The Bureau has been doing the salvage annually since the early 1990s, said Rich Piaskowski, fisheries biologist with the agency. One year crews salvaged more than 10,000 suckers.

The number was down sharply last year, Bennetts said, because of the addition of the $16-million fish screen at the A Canal headgates.

"It appears that that's doing its job and keeping the suckers out," he said.

Bennetts said he and two other Bureau employees, along with two Klamath Irrigation District workers, started the salvage last Tuesday in canals near Malin. About 40 suckers, mostly young-of-the-year fish that are a few inches long, were found in the lower canals.

"No real big fish," he said.

The crew started Thursday on the A Canal, the main artery of the Klamath Reclamation Project that diverts water from Upper Klamath Lake. The salvage will be done this week, Bennetts said.

Rather than going through the entire length of the A Canal, they focus on "hot spots" where suckers have been found trapped before.


Josh Murphy, center, waves an electric wand through the shallow water of the A canal in search of endangered sucker fish Thursday afternoon. Helping Murphy are Colleen Sharp, left, Dan Bennetts and Doug Lane.


"They tend to run upstream when the water starts going down and anywhere there's a blockage that's a hot spot," Bennetts said.

During the salvage they will go over the hot spots a couple times, Piaskowski said.

"We don't always see them," he said.

The new fish screen has a trash rack that blocks debris - and larger fish - from entering the canal. The screens shunt smaller fish into a bypass pipe that leads back to the lake.

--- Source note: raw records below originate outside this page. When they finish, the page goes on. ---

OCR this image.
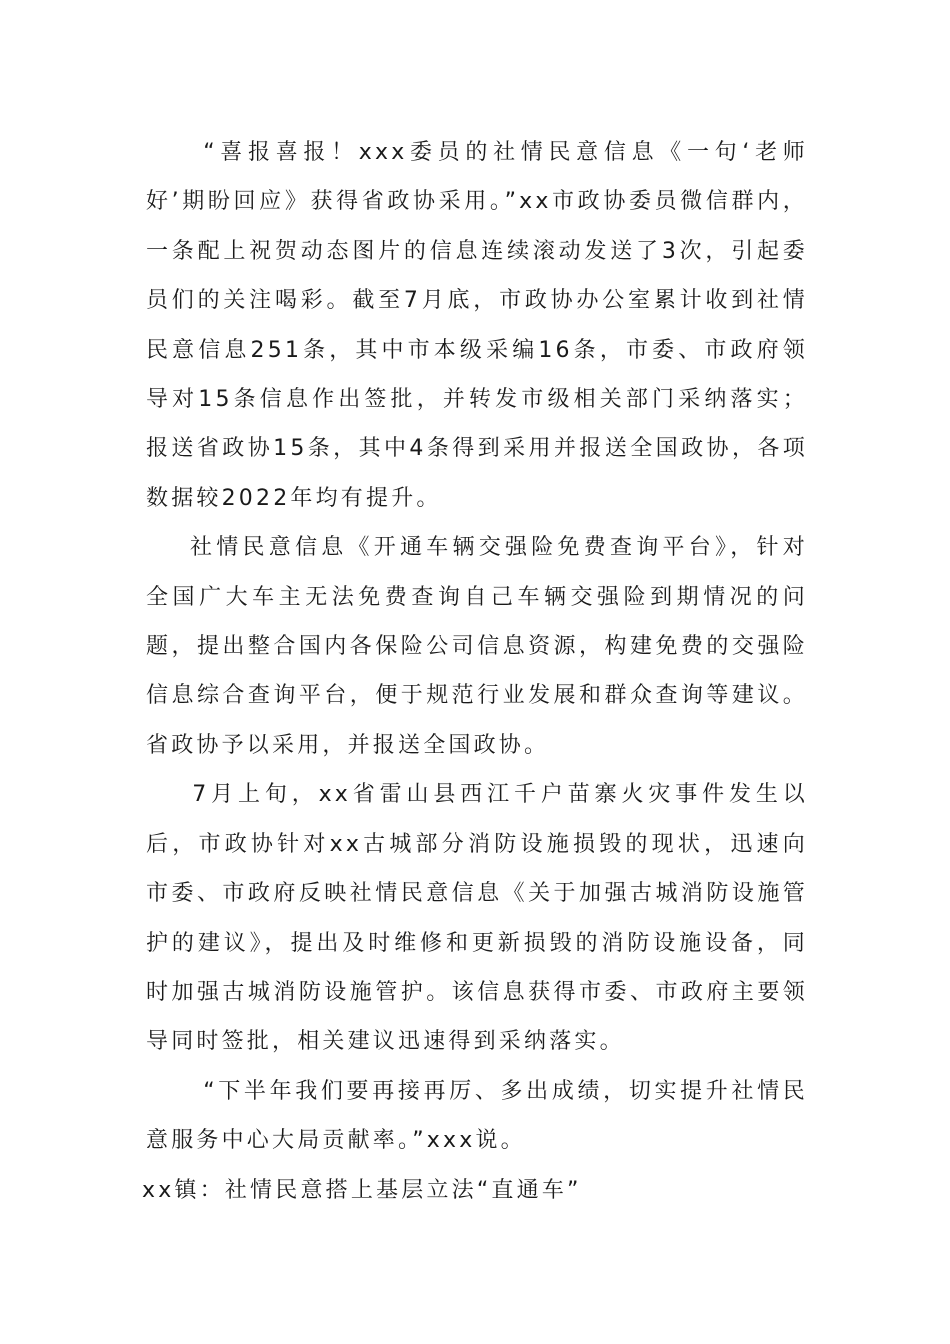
“喜报喜报！xxx委员的社情民意信息《一句‘老师好’期盼回应》获得省政协采用。”xx市政协委员微信群内，一条配上祝贺动态图片的信息连续滚动发送了3次，引起委员们的关注喝彩。截至7月底，市政协办公室累计收到社情民意信息251条，其中市本级采编16条，市委、市政府领导对15条信息作出签批，并转发市级相关部门采纳落实；报送省政协15条，其中4条得到采用并报送全国政协，各项数据较2022年均有提升。

社情民意信息《开通车辆交强险免费查询平台》，针对全国广大车主无法免费查询自己车辆交强险到期情况的问题，提出整合国内各保险公司信息资源，构建免费的交强险信息综合查询平台，便于规范行业发展和群众查询等建议。省政协予以采用，并报送全国政协。

7月上旬，xx省雷山县西江千户苗寨火灾事件发生以后，市政协针对xx古城部分消防设施损毁的现状，迅速向市委、市政府反映社情民意信息《关于加强古城消防设施管护的建议》，提出及时维修和更新损毁的消防设施设备，同时加强古城消防设施管护。该信息获得市委、市政府主要领导同时签批，相关建议迅速得到采纳落实。

“下半年我们要再接再厉、多出成绩，切实提升社情民意服务中心大局贡献率。”xxx说。

xx镇：社情民意搭上基层立法“直通车”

Still, Piaskowski said, some tiny suckers manage to get past the screen, and they can become stranded as the water recedes.

"There are always pockets of water left when they shut off at the end of the season," he said.

Any suckers recovered from canals are loaded into a green metal box in the back of a pickup, hauled to Moore Park and plopped into Upper Klamath Lake.

Although the workers hadn't found any suckers in the A Canal, Bennetts said they had seen a good amount of chubs and minnows - resident fish that live in the lingering canal water year round.

Behind the crew a flock of gulls swarmed, feasting on the stunned chubs and minnows left in their wake.